PICO DEL DIABLO |
Cada
día y a la misma hora, Candela visita el
lugar. Desde allí puede ver el horizonte, justo donde el cielo se junta con el mar.
Donde una fina línea separa dos mundos. Donde los pensamientos parecen tener
forma, donde empieza y acaba todo. Allí mismamente mira cuando unas voces la
traen de vuelta a la realidad.
Es la
risa de unos niños, juegan a perseguirse el uno al otro. Mientras, unos padres
gritan unos pasos más atrás que tengan cuidado con el precipicio. Avisan de que
no se acerquen demasiado. Que no se suban a la alta baranda. Toda una lista de
atenciones para proteger del peligro.
Candela,
apoyada sobre la fría barandilla, mira ahora al fondo del mismo. Allá donde las
olas se estrellan contra las rocas descargando su furia, explotando en millones
de gotas saladas. Las mismas piedras que recibieron el cuerpo de Tomás, antes
de que el mar se lo tragara quitándole lo único que poseía: la vida.
Esta
tarde el mar está calmado, no siente enfado. No brama pidiendo ofrendas,
acaricia la costa como suave espuma. El leve rumor de las olas la llevan a
recordar.
Los
lugareños cuentan mil y una versiones de cómo el niño cayó. Ninguna es cierta. Sólo
una persona conoce la verdadera historia. La cual calla desde hace muchos años.
La que se llevará a la tumba cuando sea requerida su alma. Sólo ella estuvo
presente cuando sucedieron los hechos. El impacto de aquella tragedia la dejó
deshecha, rota. Nunca habló de aquello. Todos decían que su tristeza era porque
echaba de menos a Tomás, que estaban muy unidos y que eran muy bueno amigos.
Ignoran
que ella pudo haber evitado el accidente, que un simple beso lo cambia todo. Ahora
ella lo sabe.
Los críos siguen jugando cerca de ella.
Candela puede sentir cómo el pasado se le echa encima, asfixiándola, dejándola
aturdida. Los recuerdos se agolpan, se
aturullan por salir, emanan desde lo más profundo de su mente, comienza a
revivir aquella tarde.
Sólo
eran dos chiquillos jugando al amor. Él corría tras ella, pidiéndole un beso.

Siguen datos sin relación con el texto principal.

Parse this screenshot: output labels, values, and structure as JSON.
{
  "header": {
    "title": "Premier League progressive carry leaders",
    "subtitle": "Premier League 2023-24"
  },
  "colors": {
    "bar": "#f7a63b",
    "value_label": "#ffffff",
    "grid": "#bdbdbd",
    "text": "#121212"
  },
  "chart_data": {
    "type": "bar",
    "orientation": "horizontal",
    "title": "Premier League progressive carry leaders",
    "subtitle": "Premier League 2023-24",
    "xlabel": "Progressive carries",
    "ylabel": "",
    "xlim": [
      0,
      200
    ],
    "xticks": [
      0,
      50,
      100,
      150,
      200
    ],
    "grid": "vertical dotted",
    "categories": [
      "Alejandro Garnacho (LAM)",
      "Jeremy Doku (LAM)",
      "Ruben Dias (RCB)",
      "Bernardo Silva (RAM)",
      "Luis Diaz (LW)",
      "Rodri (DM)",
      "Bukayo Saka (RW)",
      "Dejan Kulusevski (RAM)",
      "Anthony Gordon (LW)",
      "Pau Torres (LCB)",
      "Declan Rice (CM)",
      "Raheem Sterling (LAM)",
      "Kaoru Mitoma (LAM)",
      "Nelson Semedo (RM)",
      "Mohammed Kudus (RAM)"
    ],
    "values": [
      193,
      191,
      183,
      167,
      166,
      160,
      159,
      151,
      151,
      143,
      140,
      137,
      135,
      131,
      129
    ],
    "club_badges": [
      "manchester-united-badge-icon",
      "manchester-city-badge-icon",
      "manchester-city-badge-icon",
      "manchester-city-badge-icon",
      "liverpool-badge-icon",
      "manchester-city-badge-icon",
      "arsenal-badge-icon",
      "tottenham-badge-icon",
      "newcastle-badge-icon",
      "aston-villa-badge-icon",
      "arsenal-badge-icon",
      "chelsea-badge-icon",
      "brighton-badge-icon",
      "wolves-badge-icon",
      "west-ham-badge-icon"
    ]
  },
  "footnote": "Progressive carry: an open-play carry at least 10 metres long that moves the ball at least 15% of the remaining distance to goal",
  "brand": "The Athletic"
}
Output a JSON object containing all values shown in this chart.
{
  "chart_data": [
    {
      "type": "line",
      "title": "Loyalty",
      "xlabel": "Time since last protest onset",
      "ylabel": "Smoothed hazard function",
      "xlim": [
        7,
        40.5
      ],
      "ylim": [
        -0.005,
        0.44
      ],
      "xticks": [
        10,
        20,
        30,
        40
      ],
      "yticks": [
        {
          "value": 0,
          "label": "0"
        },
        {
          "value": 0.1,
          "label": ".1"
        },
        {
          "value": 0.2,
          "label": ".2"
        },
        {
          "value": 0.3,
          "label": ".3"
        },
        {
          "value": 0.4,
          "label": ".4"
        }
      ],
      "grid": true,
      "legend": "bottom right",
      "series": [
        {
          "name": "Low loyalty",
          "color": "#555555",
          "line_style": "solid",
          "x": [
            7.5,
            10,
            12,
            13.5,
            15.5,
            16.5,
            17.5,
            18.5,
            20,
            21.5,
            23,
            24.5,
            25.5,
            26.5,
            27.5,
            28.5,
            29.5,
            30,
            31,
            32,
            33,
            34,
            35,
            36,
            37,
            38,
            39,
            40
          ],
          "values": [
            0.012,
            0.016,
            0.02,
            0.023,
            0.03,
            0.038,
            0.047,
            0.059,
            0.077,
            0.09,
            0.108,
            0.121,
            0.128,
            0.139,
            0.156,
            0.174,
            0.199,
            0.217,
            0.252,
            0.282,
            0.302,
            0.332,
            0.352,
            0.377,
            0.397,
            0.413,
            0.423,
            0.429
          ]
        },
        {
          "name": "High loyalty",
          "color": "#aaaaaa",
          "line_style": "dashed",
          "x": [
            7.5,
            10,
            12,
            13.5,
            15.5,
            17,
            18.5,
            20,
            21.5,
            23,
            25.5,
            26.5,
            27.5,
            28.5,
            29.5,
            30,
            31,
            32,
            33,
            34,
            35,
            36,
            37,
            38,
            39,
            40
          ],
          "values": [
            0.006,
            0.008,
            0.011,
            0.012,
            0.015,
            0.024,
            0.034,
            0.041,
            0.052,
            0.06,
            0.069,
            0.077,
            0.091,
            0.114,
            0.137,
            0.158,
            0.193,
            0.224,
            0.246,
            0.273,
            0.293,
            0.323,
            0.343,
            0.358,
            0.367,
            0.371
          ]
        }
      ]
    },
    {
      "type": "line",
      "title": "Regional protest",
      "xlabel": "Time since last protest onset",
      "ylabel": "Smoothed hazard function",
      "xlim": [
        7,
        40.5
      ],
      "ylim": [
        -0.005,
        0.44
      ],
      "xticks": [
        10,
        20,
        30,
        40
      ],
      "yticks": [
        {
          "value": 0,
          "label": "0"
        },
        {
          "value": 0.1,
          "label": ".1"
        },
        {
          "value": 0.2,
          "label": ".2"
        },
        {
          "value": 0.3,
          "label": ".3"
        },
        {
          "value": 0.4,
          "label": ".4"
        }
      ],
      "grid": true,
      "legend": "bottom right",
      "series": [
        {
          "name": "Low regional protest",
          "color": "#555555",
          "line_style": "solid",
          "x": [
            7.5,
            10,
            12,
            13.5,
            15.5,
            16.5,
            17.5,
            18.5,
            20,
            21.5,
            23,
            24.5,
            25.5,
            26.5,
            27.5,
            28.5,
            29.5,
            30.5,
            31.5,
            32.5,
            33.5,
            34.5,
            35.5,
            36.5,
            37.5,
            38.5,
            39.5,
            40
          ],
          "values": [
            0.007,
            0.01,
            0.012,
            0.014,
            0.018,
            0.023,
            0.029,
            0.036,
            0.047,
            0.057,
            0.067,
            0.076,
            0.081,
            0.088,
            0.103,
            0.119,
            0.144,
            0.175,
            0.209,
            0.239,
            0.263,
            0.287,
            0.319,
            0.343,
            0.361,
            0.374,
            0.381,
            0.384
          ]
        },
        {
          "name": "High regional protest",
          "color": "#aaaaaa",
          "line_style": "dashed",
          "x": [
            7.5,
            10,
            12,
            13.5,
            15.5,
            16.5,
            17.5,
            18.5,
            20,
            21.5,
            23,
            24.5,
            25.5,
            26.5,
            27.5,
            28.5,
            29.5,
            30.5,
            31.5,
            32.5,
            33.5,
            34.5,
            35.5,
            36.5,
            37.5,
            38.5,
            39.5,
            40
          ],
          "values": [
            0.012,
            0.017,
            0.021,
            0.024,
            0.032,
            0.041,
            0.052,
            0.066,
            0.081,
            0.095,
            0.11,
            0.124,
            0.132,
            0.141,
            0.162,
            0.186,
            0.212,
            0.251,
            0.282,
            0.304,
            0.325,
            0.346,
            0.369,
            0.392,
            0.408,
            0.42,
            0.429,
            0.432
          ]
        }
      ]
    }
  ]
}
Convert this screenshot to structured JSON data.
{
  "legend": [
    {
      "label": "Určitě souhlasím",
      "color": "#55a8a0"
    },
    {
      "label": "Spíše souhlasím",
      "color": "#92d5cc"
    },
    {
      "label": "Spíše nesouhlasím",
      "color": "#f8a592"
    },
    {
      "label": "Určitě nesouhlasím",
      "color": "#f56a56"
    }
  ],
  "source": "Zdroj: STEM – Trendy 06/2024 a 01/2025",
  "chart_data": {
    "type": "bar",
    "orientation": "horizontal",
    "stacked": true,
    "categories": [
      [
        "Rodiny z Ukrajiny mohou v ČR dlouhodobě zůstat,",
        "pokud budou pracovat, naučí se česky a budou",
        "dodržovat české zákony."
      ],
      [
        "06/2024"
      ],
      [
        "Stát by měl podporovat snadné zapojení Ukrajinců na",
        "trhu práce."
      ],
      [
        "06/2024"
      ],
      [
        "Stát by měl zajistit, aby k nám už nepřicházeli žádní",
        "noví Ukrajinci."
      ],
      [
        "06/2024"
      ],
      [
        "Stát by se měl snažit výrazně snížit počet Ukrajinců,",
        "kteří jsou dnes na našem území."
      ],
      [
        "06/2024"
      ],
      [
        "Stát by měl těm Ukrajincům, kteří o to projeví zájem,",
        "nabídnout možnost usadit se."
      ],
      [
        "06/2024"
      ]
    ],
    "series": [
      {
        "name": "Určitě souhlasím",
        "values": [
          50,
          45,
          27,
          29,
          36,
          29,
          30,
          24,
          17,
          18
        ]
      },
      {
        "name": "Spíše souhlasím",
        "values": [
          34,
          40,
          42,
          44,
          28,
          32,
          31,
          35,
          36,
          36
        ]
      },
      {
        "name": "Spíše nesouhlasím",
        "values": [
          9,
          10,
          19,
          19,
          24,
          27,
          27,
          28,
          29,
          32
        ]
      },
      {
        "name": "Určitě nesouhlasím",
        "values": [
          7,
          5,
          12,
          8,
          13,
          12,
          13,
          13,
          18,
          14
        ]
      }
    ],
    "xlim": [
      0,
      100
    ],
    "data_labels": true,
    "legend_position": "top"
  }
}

Ella reía sin cesar, la risa le iba restando fuerzas, casi la estaba
alcanzando. Llegaron al borde del acantilado, entonces desprotegido de
cualquier barbacana. Allí, acorralada, él la besó. Jamás fue un beso robado.
Tras mirarse unos segundos, Candela empujó suavemente a Tomás para continuar
corriendo. La mala fortuna quiso que los pies del niño se encontraran demasiado
cerca del borde, ese leve impulso fue suficiente para que perdiera el
equilibrio y cayera hacia atrás. Quiso cogerle de la mano, atraerlo para sí, su
peso de niña no pudo contener al destino, presenció cómo cambia la vida en un
segundo.
Se
quedó largo rato mirando el fondo, alimentando la esperanza de que en cualquier
momento él saliera a la superficie. Cayó la noche y salieron a buscarles. A
ella la encontraron acurrucada, con la mirada perdida, repitiendo como un
mantra su nombre. De él nada más se supo.
La vida
siguió en aquél lugar. También para ella, tal vez no la que había imaginado,
pero todo continuó avanzando.
Cuando
por las noches la despierta el viento del norte. Se acerca a la ventana
repitiendo como cuando era niña:
- Resbaló
y cayó, resbaló y cayó, resbaló y cayó.
- ¿Me
lo devolverás algún día, querido mar?